Bigger plans require more action
It didn’t take long before the men realized their vision would require far more revenue from spirits sales than a micro-distillery would generate. Now named Castle & Key Distillery, 2015 saw them make bolder moves: ordering a 24-inch-column still and doubler set, plus a still and a pair of botanicals baskets for vodka and gin production. They also hired Marianne Eaves as their master distiller. Though Eaves had never held the title, her résumé was more than promising: she was then Brown-Forman’s master taster and first in line to succeed her boss, Chris Morris, as master distiller.
To generate cash, they began renting out their vast warehousing capacity to other brands lacking barrel space. Once its stills were running, they solicited clients for contract spirits production. That portion of the business grew so quickly, they added a 32-inch column still beside the original in 2018.
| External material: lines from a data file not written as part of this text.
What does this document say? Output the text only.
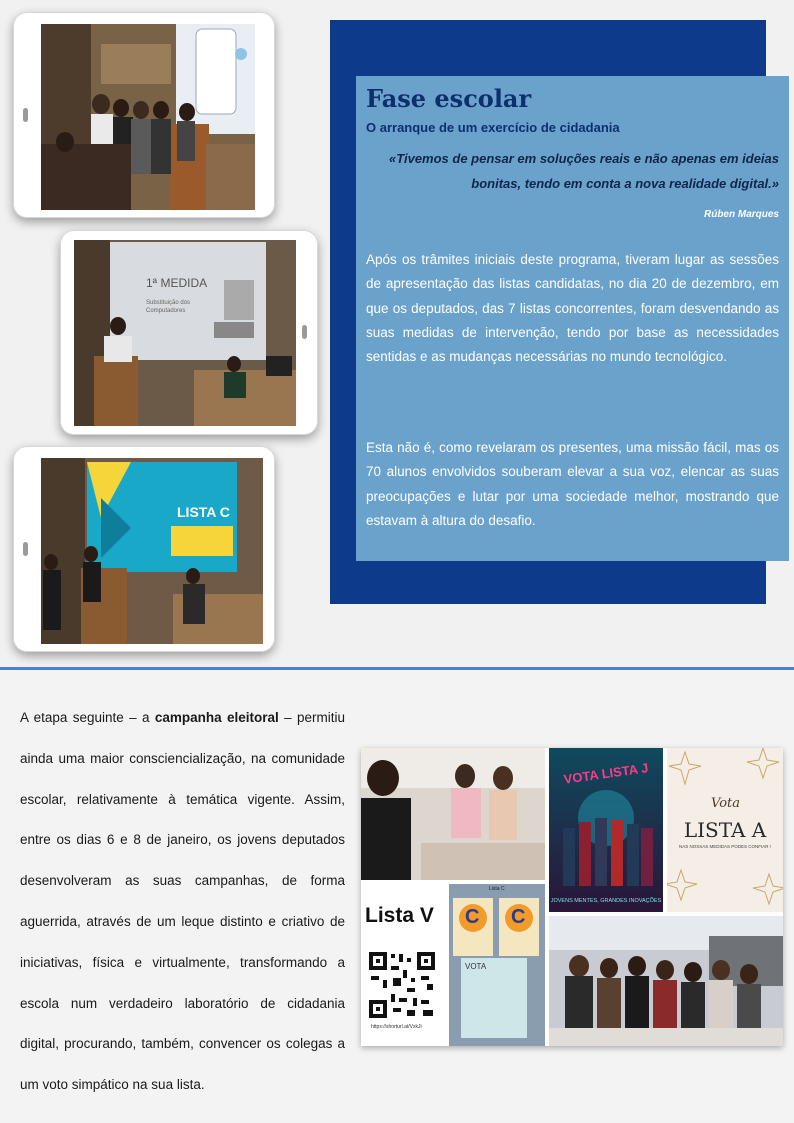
1ª MEDIDA
Substituição dos
Computadores
LISTA C
Fase escolar
O arranque de um exercício de cidadania
«Tivemos de pensar em soluções reais e não apenas em ideias bonitas, tendo em conta a nova realidade digital.»
Rúben Marques
Após os trâmites iniciais deste programa, tiveram lugar as sessões de apresentação das listas candidatas, no dia 20 de dezembro, em que os deputados, das 7 listas concorrentes, foram desvendando as suas medidas de intervenção, tendo por base as necessidades sentidas e as mudanças necessárias no mundo tecnológico.
Esta não é, como revelaram os presentes, uma missão fácil, mas os 70 alunos envolvidos souberam elevar a sua voz, elencar as suas preocupações e lutar por uma sociedade melhor, mostrando que estavam à altura do desafio.
A etapa seguinte – a campanha eleitoral – permitiu ainda uma maior consciencialização, na comunidade escolar, relativamente à temática vigente. Assim, entre os dias 6 e 8 de janeiro, os jovens deputados desenvolveram as suas campanhas, de forma aguerrida, através de um leque distinto e criativo de iniciativas, física e virtualmente, transformando a escola num verdadeiro laboratório de cidadania digital, procurando, também, convencer os colegas a um voto simpático na sua lista.
VOTA LISTA J
JOVENS MENTES, GRANDES INOVAÇÕES
Vota
LISTA A
NAS NOSSAS MEDIDAS PODES CONFIAR !
Lista V
https://shorturl.at/VxkJi
C C
VOTA
Lista C
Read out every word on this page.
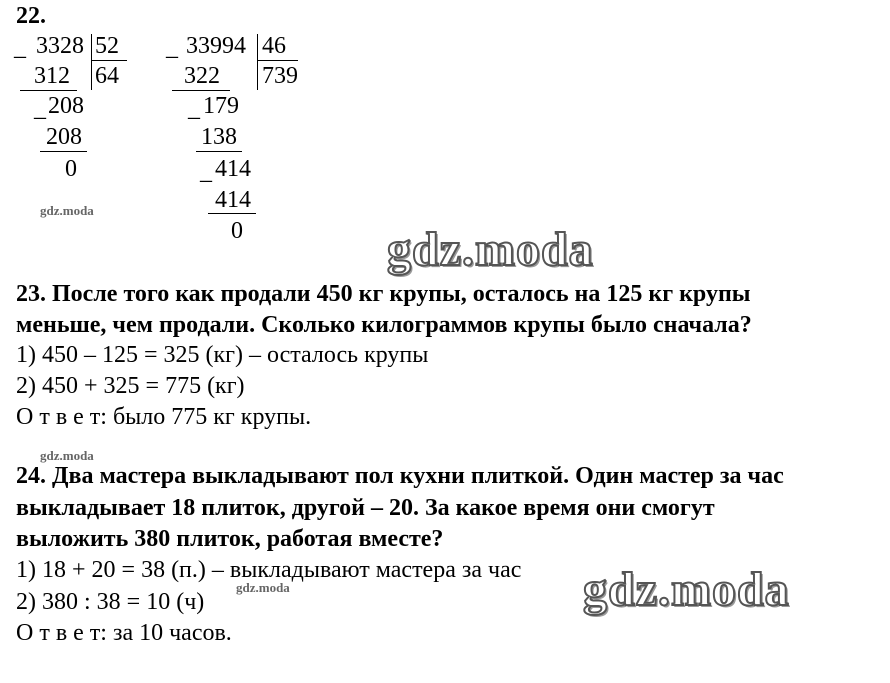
22.
_ 3328 52
312 64
_ 208
208
0
_ 33994 46
322 739
_ 179
138
_ 414
414
0
gdz.moda
gdz.moda
23. После того как продали 450 кг крупы, осталось на 125 кг крупы
меньше, чем продали. Сколько килограммов крупы было сначала?
1) 450 – 125 = 325 (кг) – осталось крупы
2) 450 + 325 = 775 (кг)
О т в е т: было 775 кг крупы.
gdz.moda
24. Два мастера выкладывают пол кухни плиткой. Один мастер за час
выкладывает 18 плиток, другой – 20. За какое время они смогут
выложить 380 плиток, работая вместе?
1) 18 + 20 = 38 (п.) – выкладывают мастера за час
2) 380 : 38 = 10 (ч)
О т в е т: за 10 часов.
gdz.moda	gdz.moda
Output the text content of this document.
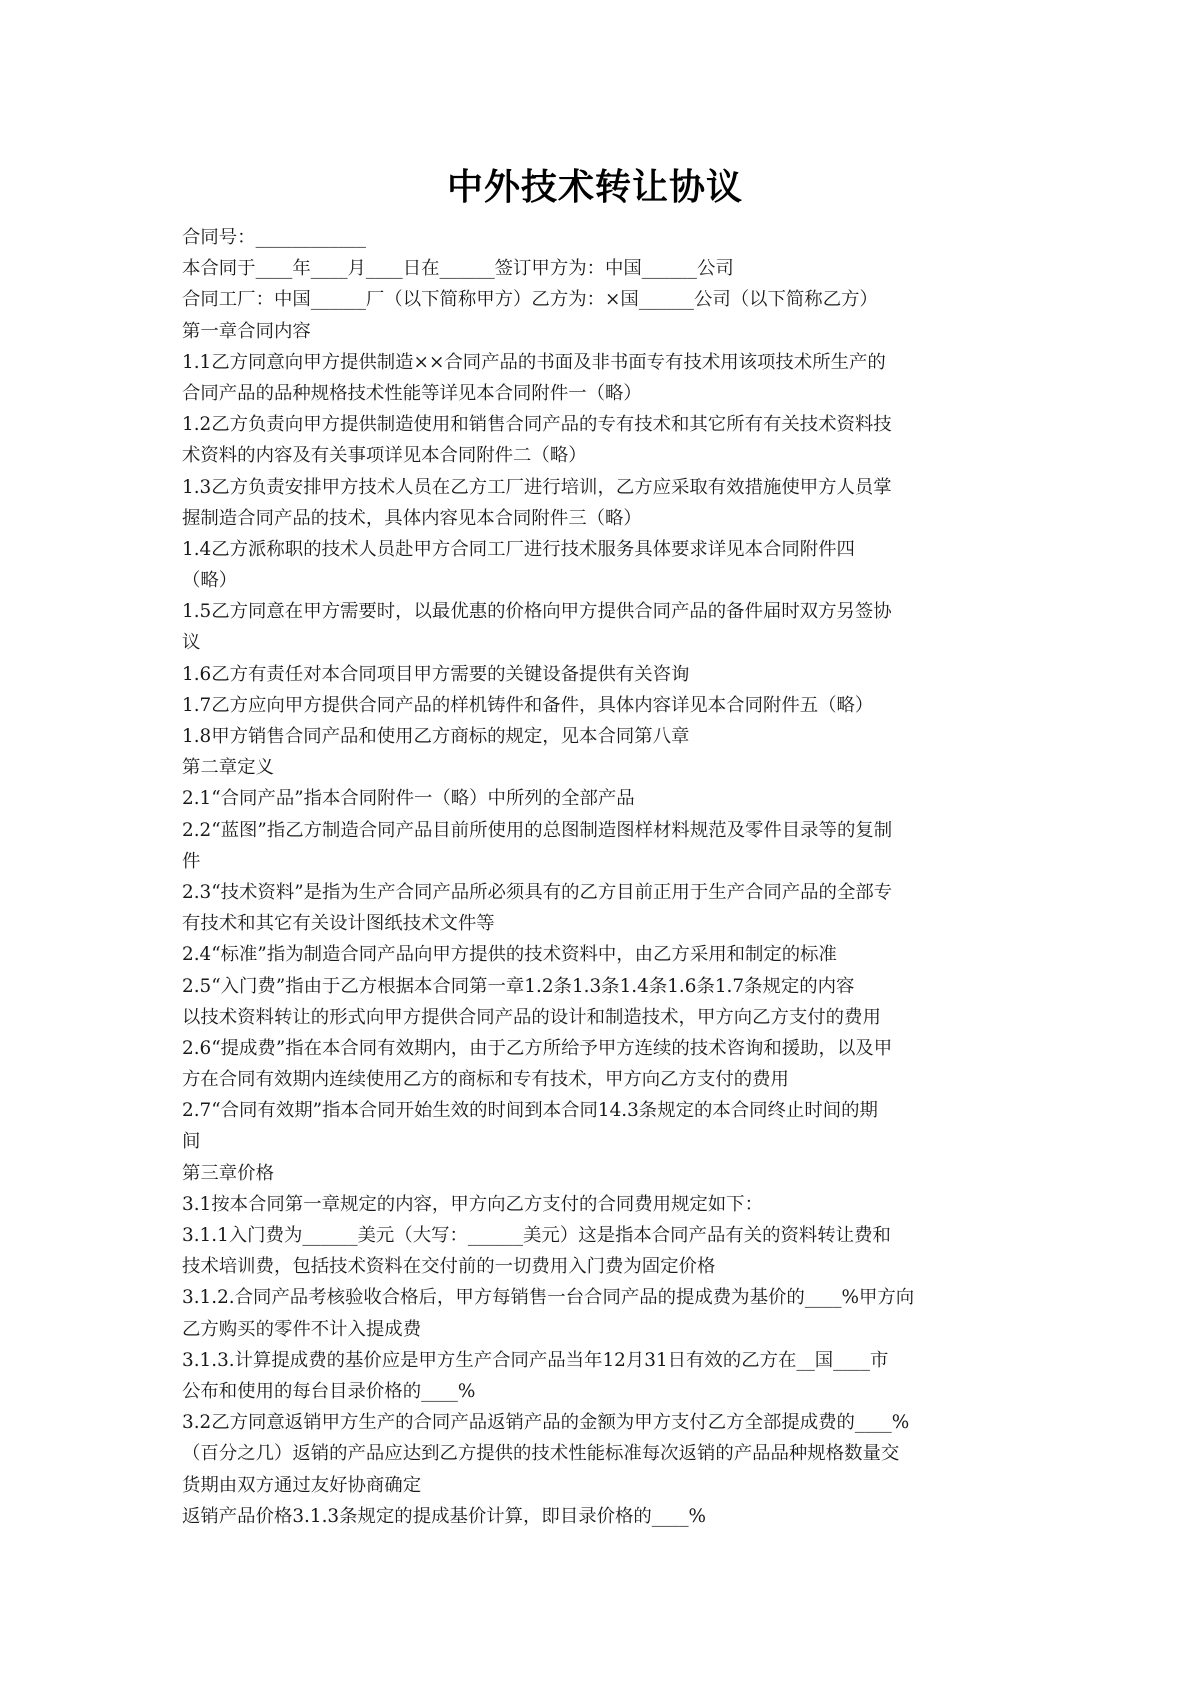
中外技术转让协议
合同号：____________
本合同于____年____月____日在______签订甲方为：中国______公司
合同工厂：中国______厂（以下简称甲方）乙方为：×国______公司（以下简称乙方）
第一章合同内容
1.1乙方同意向甲方提供制造××合同产品的书面及非书面专有技术用该项技术所生产的
合同产品的品种规格技术性能等详见本合同附件一（略）
1.2乙方负责向甲方提供制造使用和销售合同产品的专有技术和其它所有有关技术资料技
术资料的内容及有关事项详见本合同附件二（略）
1.3乙方负责安排甲方技术人员在乙方工厂进行培训，乙方应采取有效措施使甲方人员掌
握制造合同产品的技术，具体内容见本合同附件三（略）
1.4乙方派称职的技术人员赴甲方合同工厂进行技术服务具体要求详见本合同附件四
（略）
1.5乙方同意在甲方需要时，以最优惠的价格向甲方提供合同产品的备件届时双方另签协
议
1.6乙方有责任对本合同项目甲方需要的关键设备提供有关咨询
1.7乙方应向甲方提供合同产品的样机铸件和备件，具体内容详见本合同附件五（略）
1.8甲方销售合同产品和使用乙方商标的规定，见本合同第八章
第二章定义
2.1“合同产品”指本合同附件一（略）中所列的全部产品
2.2“蓝图”指乙方制造合同产品目前所使用的总图制造图样材料规范及零件目录等的复制
件
2.3“技术资料”是指为生产合同产品所必须具有的乙方目前正用于生产合同产品的全部专
有技术和其它有关设计图纸技术文件等
2.4“标准”指为制造合同产品向甲方提供的技术资料中，由乙方采用和制定的标准
2.5“入门费”指由于乙方根据本合同第一章1.2条1.3条1.4条1.6条1.7条规定的内容
以技术资料转让的形式向甲方提供合同产品的设计和制造技术，甲方向乙方支付的费用
2.6“提成费”指在本合同有效期内，由于乙方所给予甲方连续的技术咨询和援助，以及甲
方在合同有效期内连续使用乙方的商标和专有技术，甲方向乙方支付的费用
2.7“合同有效期”指本合同开始生效的时间到本合同14.3条规定的本合同终止时间的期
间
第三章价格
3.1按本合同第一章规定的内容，甲方向乙方支付的合同费用规定如下：
3.1.1入门费为______美元（大写：______美元）这是指本合同产品有关的资料转让费和
技术培训费，包括技术资料在交付前的一切费用入门费为固定价格
3.1.2.合同产品考核验收合格后，甲方每销售一台合同产品的提成费为基价的____%甲方向
乙方购买的零件不计入提成费
3.1.3.计算提成费的基价应是甲方生产合同产品当年12月31日有效的乙方在__国____市
公布和使用的每台目录价格的____%
3.2乙方同意返销甲方生产的合同产品返销产品的金额为甲方支付乙方全部提成费的____%
（百分之几）返销的产品应达到乙方提供的技术性能标准每次返销的产品品种规格数量交
货期由双方通过友好协商确定
返销产品价格3.1.3条规定的提成基价计算，即目录价格的____%
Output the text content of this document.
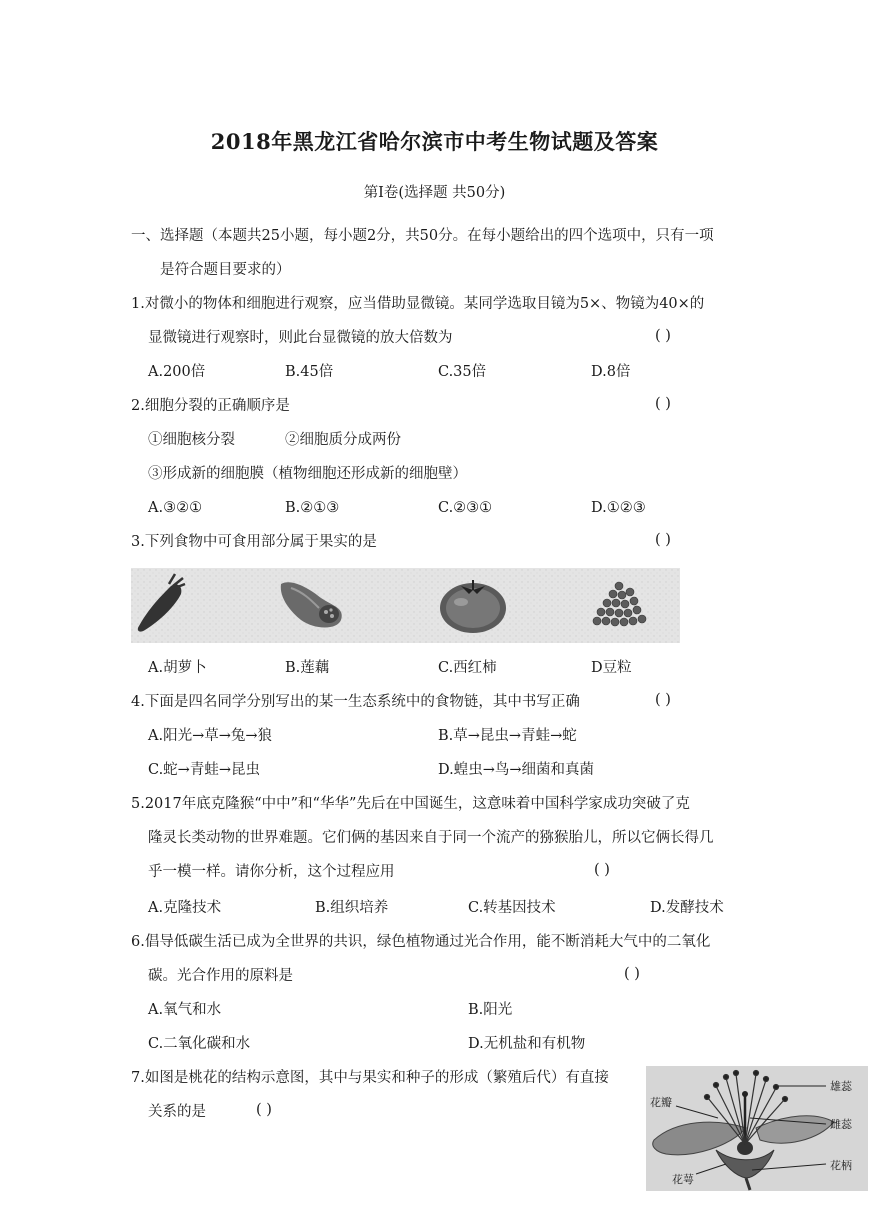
2018年黑龙江省哈尔滨市中考生物试题及答案
第Ⅰ卷(选择题 共50分)
一、选择题（本题共25小题，每小题2分，共50分。在每小题给出的四个选项中，只有一项
是符合题目要求的）
1.对微小的物体和细胞进行观察，应当借助显微镜。某同学选取目镜为5×、物镜为40×的
显微镜进行观察时，则此台显微镜的放大倍数为	( )
A.200倍	B.45倍	C.35倍	D.8倍
2.细胞分裂的正确顺序是	( )
①细胞核分裂	②细胞质分成两份
③形成新的细胞膜（植物细胞还形成新的细胞壁）
A.③②①	B.②①③	C.②③①	D.①②③
3.下列食物中可食用部分属于果实的是	( )
A.胡萝卜	B.莲藕	C.西红柿	D豆粒
4.下面是四名同学分别写出的某一生态系统中的食物链，其中书写正确	( )
A.阳光→草→兔→狼	B.草→昆虫→青蛙→蛇
C.蛇→青蛙→昆虫	D.蝗虫→鸟→细菌和真菌
5.2017年底克隆猴“中中”和“华华”先后在中国诞生，这意味着中国科学家成功突破了克
隆灵长类动物的世界难题。它们俩的基因来自于同一个流产的猕猴胎儿，所以它俩长得几
乎一模一样。请你分析，这个过程应用	( )
A.克隆技术	B.组织培养	C.转基因技术	D.发酵技术
6.倡导低碳生活已成为全世界的共识，绿色植物通过光合作用，能不断消耗大气中的二氧化
碳。光合作用的原料是	( )
A.氧气和水	B.阳光
C.二氧化碳和水	D.无机盐和有机物
7.如图是桃花的结构示意图，其中与果实和种子的形成（繁殖后代）有直接
关系的是	( )
雄蕊
花瓣
雌蕊
花柄
花萼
All the while, the cleanup of the grounds continued. As Carloftis transformed the greenery by trading gangly invaders for tidier shrubbery and perennials, he suggested parts of the grounds be converted to nature paths visitors could walk.
At a pre-opening press event in September, when Carloftis was asked to comment on the overhaul, the typically loquacious landscaper struggled for descriptors.
“You can’t oversell this place when you tell people about it,” he says. “It gives me the shivers to look at it… to see what’s been done here. The courage it took for you guys to do this… everything here is the best.”
Carloftis isn’t just crowing over his and others’ work. Remaking the neglected Old Taylor distillery into the stunning Castle & Key was akin to transforming Medusa into Meaghan Markle. Amazingly, other than the new concrete and paver footpaths and thoroughly modern distilling and bottling systems, the painstaking restoration and reparations left it looking much as it did in 1937, when ND owned it. All 15 fermenters from the late 1930s are back in use, as is its grain milling machinery, and its warehouses are fully functional. The rusting remnants of its two massive water towers and aged water storage tanks remain as historic markers, as do the hulking brick and cast-iron guts of a coal fired boiler system that now serves as the centerpiece of its visitors center.
“We wanted to do everything we could to honor its past,” says Donna Winfield, who oversaw interior design duties. “We wanted to preserve its rougher industrial look as much as possible, which I think is beautiful.”
Eaves is equally smitten with her spirits, especially her first releases of gin and vodka. Both are made from the distillery’s rye whiskey mashbill. The former is exceptionally fragrant and soft even at 106 proof; the latter is, unlike most vodkas, lovely sipped neat. Her rye bourbon and wheat bourbon liquids are about 18 months old and not expected to be bottled until at least 2021. “If then,” Eaves interjects. “We’re not rushing it. We’ve taken our time with everything else, so why rush the most important things?”